Confluent, Inc. is today announcing infinite data retention as a new feature on its Confluent Cloud-managed Apache Kafka service. The company, founded by Kafka's creators, is announcing infinite data retention as part of its "Project Metamorphosis," which aims to imbue Kafka with modern cloud properties. Infinite retention rolls out this month for Confluent Cloud Standard and Dedicated Clusters on AWS, with other cloud providers coming later. The feature could really change the way Kafka is used.
In a briefing with ZDNet, Confluent CEO Jay Kreps explained that modern cloud properties, like elasticity, fully-managed operations, and separation of compute and storage, have largely eluded Kafka. Instead, companies that have adopted Kafka have had to manage a lot of moving parts and, in particular, have had to manage storage very explicitly and diligently.
Customers using Confluent Cloud dedicated clusters have had to pre-provision the storage they've needed and, typically, only a one-week window of data has been kept in Kafka topics. Now data will simply be able to accumulate, without limit. Customers will of course pay for the cloud storage needed to retain this data, but that is much more cost-efficient than using storage on the Kafka cluster nodes themselves. As a result, customers won't have to pre-provision any such node-level storage, and therefore charges for the clusters themselves won't change, with costs continuing to be based on the volume of data ingested and processed.
Since its inception, the very premise of streaming data systems has been that they act as a transfer point for data, and not a permanent home. As a result, they've typically served up a short window of recent and real-time data, while historical data has had to be retrieved from other systems.

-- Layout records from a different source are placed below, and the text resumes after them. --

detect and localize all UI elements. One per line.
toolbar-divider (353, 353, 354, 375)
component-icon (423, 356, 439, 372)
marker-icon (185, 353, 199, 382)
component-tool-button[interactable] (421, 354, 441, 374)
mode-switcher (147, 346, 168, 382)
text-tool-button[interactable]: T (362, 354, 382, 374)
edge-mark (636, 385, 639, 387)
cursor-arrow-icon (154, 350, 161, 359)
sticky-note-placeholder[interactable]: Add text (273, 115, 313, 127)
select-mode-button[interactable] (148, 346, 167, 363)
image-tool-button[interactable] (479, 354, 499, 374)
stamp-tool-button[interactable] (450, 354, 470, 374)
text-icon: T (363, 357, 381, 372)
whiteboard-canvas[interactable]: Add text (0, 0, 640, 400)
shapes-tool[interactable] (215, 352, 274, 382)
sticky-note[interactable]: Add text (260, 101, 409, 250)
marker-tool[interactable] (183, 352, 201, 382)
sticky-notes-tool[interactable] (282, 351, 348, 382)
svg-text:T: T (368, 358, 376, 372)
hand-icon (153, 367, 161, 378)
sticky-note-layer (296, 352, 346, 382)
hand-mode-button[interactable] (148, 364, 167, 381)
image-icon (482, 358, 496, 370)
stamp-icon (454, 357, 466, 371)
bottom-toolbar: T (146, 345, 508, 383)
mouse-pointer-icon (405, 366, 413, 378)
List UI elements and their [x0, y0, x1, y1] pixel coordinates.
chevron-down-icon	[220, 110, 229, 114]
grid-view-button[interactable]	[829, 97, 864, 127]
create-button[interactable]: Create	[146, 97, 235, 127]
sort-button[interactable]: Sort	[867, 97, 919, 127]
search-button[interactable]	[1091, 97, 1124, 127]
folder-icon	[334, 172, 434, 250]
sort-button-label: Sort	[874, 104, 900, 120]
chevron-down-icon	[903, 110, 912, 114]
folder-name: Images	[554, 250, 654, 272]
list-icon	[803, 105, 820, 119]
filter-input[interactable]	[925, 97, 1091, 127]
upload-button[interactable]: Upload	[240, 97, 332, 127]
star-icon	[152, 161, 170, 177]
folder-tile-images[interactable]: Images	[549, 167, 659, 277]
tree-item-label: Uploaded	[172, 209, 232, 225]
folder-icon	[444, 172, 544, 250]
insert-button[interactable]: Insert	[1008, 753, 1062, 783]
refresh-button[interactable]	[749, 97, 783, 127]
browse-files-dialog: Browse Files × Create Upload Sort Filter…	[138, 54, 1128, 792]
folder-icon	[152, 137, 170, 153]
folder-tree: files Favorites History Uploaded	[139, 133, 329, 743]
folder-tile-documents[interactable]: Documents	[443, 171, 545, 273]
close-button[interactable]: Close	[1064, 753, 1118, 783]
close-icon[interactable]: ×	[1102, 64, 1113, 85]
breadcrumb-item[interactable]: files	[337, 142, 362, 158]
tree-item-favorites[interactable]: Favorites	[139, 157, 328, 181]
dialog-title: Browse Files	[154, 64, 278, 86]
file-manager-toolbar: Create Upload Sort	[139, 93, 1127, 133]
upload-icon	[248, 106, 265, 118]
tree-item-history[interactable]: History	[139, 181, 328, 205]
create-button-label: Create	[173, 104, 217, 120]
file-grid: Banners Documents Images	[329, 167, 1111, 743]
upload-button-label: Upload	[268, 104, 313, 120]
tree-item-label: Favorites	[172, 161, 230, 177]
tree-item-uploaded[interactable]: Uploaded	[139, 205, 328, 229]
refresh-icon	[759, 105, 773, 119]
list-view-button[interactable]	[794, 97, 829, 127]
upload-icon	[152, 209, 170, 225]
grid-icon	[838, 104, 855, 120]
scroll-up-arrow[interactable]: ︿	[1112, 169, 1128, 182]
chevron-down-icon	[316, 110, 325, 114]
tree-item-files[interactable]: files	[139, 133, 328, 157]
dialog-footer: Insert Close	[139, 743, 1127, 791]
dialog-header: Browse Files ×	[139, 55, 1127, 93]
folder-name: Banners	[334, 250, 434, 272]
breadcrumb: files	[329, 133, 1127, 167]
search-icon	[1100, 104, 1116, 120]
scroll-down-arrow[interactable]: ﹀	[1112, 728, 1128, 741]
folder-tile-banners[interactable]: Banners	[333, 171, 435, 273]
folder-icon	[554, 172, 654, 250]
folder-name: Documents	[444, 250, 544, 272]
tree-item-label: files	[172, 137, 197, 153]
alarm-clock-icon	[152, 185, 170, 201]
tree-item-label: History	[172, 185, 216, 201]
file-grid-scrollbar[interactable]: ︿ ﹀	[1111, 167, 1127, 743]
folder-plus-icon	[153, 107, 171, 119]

So-called "Lambda architectures" that have sought to integrate real-time and historical/batch data platforms, in order to provide applications with both types of data, might be better-characterized as Rube Goldberg architectures.
But with infinite data retention, Confluent is promoting the idea that Kafka can be used as a database of record, rather than just a conduit. Even Confluent would likely not suggest that Kafka replace data warehouses and data lakes, or act as an analytics database platform. But just as relational OLTP (online transactional processing) platforms act as permanent database stores for transactional data, Confluent is saying Kafka can now do the same for event stream data. Essentially, Kafka can be data's permanent home, rather than just a hotel where data stays when it first arrives.
The relational database analogy is more than just conceptually useful. About three years ago, Confluent introduced KSQL, a SQL query layer for Kafka. This feature allows developers to work with Kafka as if were a relational database and Kreps acknowledged KSQL as a major driver for customer demand that Kafka acts as a repository for historical as well as real-time data.
Also read: Kafka gets SQL with KSQL
While KSQL isn't part of Apache Kafka per se, it is available from Confluent on a community-licensed basis for use with open-source Kafka implementations. On Confluent Cloud, KSQL technology is available as a fully managed service, alongside the core Confluent platform.
Streaming data is becoming increasingly important, just as data protection regulations are creating imperatives around the management of historical data. In this context, infinite data retention for Kafka looks to be a game-changing capability that could make IoT, log, social, and clickstream data as easily query-able and manageable as transactional data has been for quite some time.